Buurlanden exporteren olie of gas en hebben daar hun opbrengsten van. Jordanië heeft dat niet, maar wel fosfaten. Die wij in ons dichtbevolkte land dan weer volop in de kunstmest stoppen om vervolgens ons overaanbod aan dieren van gras en mais te kunnen voorzien.
Maar er is meer export nodig.
Een van de producten ligt erg voor de hand: zand. Zand is er veel en ook nog eens in verschillende kleuren. Overal waar je komt zie je dan ook zandflesjes te koop en zie je jongens en mannen (vreemd genoeg geen vrouwen) in een open winkeltje of op straat dit zand verwerken tot afbeeldingen in kleurrijke flesjes. Dat gaat dan van rap, rap, rap, en alweer klaar. Als toerist kun je de kunst bijna niet afkijken, want hoppa, het flesje staat alweer te schitteren op het schapje voordat jij je fototoestel hebt gepakt.

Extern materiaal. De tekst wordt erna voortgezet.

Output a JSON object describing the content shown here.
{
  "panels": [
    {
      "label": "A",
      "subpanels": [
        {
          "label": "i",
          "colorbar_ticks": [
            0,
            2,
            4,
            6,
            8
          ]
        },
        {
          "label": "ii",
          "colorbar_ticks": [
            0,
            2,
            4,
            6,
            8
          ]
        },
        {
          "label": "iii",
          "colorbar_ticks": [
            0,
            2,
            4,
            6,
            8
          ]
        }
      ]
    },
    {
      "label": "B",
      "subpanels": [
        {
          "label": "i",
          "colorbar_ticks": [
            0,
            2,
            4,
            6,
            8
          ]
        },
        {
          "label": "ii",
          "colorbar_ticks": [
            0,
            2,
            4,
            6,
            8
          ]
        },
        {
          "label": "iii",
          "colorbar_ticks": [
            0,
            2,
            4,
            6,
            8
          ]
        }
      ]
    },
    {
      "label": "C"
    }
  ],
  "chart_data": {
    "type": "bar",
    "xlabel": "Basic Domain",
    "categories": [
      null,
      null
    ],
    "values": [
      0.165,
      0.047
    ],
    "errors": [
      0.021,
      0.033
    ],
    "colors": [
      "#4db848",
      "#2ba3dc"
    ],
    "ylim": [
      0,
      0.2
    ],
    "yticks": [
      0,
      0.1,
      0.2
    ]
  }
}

Een ander exportproduct: hersenen. Slimme mensen genoeg in Jordanië, maar geen werk. De scholieren worden opgezweept om hun schoolresultaten zo hoog mogelijk te krijgen, er is namelijk een maximum aan de studenten die worden toegelaten op de universiteit. Als je weet dat er maar 500 mensen mogen studeren, weet je dat je bij de 500 besten van het land zult moeten horen. Anders is het 'helaas pindakaas'. Of 'helaas fetakaas', dat klopt beter.
Volgens onze gids doen de meiden het per saldo beter dan de jongens. Hogere resultaten en meer meiden die op de universiteit de eindstreep halen dan jongens. Wat dat betreft lijkt me het land behoorlijk vrouwvriendelijk.
Naast dat zand dus, waar vrijwel iedere toerist een flesje van exporteert.